The Notebook Review forums were hosted by TechTarget, who shut down them down on January 31, 2022. This static read-only archive was pulled by NBR forum users between January 20 and January 31, 2022, in an effort to make sure that the valuable technical information that had been posted on the forums is preserved. For current discussions, many NBR forum users moved over to NotebookTalk.net after the shutdown.
Problems? See this thread at archive.org.

    Need a program that can compile lots of word and image files into one for easy searching

    Discussion in 'Windows OS and Software' started by NumLock, May 29, 2010.

  1. NumLock

    NumLock Notebook Evangelist

    Reputations:
    38
    Messages:
    367
    Likes Received:
    1
    Trophy Points:
    31
    Hi,

    Just wanted to put this up to ask if anyone know of a program where in I can copy paste a lot of formatted word files and images in just one file with the key goal of faster searching of text.

    It may be an offline software solution like PDFs and CHMs or a content management system (CMS) but I would prefer the former type as it would more portable.

    the data:
    Its really a lot of data... a court case. a lot of transcripts and affidavits, etc. which I have no clue in since I don't do law; its just that I'm doing this for my uncle. This data came from an old hardcopy of the whole case in which a 400MB combined word and image files was actually typed/scanned.

    What I have tried:
    - CHM - tried HelpScribble but it was very limited and I had to manually define indexes.
    - PDF - similar to CHM; but placing 250MB worth of images into one pdf file could have a drastic tax on any computer...

    Might anyone know of a possible solution or provide a technology which I can try to research on o solve my needs.

    Right now if I can't find anything; then I might end up just creating a CMS or an offline forum with good index searching.
     
  2. Joel

    Joel coffeecoffeecoffeecoffee

    Reputations:
    1,059
    Messages:
    1,663
    Likes Received:
    0
    Trophy Points:
    55
  3. jackluo923

    jackluo923 Notebook Virtuoso

    Reputations:
    1,038
    Messages:
    3,071
    Likes Received:
    1
    Trophy Points:
    105
    Microsoft One Note
     
  4. kosti

    kosti Notebook Virtuoso

    Reputations:
    596
    Messages:
    2,162
    Likes Received:
    466
    Trophy Points:
    101
    Sounds like you need a free-form database. I use Ultra Recall from Kinook Software.
     
  5. Joel

    Joel coffeecoffeecoffeecoffee

    Reputations:
    1,059
    Messages:
    1,663
    Likes Received:
    0
    Trophy Points:
    55
  6. gerryf19

    gerryf19 I am the walrus

    Reputations:
    2,275
    Messages:
    3,990
    Likes Received:
    0
    Trophy Points:
    105
    This will not help with the pictures, but a grep program can search through many files with text.
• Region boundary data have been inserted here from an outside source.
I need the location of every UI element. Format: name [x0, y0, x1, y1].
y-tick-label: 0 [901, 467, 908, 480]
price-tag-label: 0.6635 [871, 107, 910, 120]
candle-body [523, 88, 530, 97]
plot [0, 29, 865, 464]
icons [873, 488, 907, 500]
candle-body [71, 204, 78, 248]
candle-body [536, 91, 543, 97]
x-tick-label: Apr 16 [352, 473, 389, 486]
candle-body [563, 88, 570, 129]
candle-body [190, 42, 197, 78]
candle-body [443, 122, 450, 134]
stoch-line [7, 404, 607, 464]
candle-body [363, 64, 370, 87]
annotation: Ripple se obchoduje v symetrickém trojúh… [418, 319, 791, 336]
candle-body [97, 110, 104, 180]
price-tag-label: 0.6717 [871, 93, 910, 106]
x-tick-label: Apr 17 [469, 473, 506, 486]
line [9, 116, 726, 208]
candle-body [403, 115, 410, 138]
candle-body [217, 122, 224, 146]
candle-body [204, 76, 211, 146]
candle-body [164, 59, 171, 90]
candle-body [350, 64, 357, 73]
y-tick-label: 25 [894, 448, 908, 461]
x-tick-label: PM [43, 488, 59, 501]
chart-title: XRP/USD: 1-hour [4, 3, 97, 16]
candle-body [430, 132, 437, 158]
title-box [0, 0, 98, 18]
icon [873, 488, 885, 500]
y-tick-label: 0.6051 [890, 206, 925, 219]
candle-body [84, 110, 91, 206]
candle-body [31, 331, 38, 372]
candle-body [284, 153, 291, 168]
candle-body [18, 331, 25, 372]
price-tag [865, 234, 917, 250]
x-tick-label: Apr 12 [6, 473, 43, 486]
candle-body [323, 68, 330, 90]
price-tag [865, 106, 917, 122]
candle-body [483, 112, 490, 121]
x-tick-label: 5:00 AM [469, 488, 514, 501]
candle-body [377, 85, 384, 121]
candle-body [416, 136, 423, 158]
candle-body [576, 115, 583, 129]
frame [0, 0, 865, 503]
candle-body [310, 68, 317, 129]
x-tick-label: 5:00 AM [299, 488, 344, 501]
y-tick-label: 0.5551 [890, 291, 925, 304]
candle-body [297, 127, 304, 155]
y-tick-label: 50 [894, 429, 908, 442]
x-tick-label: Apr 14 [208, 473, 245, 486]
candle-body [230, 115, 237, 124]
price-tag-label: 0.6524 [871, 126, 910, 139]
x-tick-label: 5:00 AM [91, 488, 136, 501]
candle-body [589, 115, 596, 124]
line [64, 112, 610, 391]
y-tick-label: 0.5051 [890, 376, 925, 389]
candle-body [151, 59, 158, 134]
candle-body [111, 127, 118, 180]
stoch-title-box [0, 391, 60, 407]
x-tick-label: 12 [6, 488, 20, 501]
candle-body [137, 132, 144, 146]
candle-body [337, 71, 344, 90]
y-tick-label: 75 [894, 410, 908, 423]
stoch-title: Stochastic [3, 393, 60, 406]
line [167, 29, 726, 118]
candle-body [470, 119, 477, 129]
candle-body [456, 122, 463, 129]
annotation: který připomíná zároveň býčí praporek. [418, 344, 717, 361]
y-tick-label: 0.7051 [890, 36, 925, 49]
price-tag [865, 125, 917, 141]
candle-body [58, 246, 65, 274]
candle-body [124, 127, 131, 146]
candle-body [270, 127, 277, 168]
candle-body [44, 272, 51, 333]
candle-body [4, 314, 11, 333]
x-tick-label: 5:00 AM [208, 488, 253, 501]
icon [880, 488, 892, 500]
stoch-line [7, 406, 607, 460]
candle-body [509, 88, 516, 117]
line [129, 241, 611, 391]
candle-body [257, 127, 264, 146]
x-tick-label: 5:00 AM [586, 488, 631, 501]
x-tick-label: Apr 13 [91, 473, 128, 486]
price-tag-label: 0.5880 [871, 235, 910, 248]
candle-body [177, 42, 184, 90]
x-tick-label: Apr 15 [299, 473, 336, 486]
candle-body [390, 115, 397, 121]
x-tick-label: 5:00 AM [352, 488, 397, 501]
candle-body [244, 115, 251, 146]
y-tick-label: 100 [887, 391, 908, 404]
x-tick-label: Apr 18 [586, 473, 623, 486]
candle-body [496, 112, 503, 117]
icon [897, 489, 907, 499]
    So, for example, download wingrep, place all word files in one folder, then tell wingrep to search for whichever expression (word, phrase) you want. It will search the entire folder very quickly.
     
  7. newsposter

    newsposter Notebook Virtuoso

    Reputations:
    801
    Messages:
    3,881
    Likes Received:
    0
    Trophy Points:
    105
    depends on how the user wants to tag their images. just about every reasonable image format has a variant with exif tags. populate those tag fields and they can be indexed/searched.
     
  8. NumLock

    NumLock Notebook Evangelist

    Reputations:
    38
    Messages:
    367
    Likes Received:
    1
    Trophy Points:
    31
    Thanks; I've tried an offline forum; I used a portable xampp web server. It took me 2 hours to set things up. Everything was easy C&Ps word content into the posts using the WYSIWYG editor conserving the format automatically.

    Everything was going great until I encountered a major blockage: the forum did not support an ordered list within an ordered list, and so on. :(

    I will try out ultra recall now. it looks very promising.

    As for the pictures; only the titles are needed (pictures are scanned copies of balance sheets, etc.). This is the hardest part for me as I will be typing out all the titles one by one.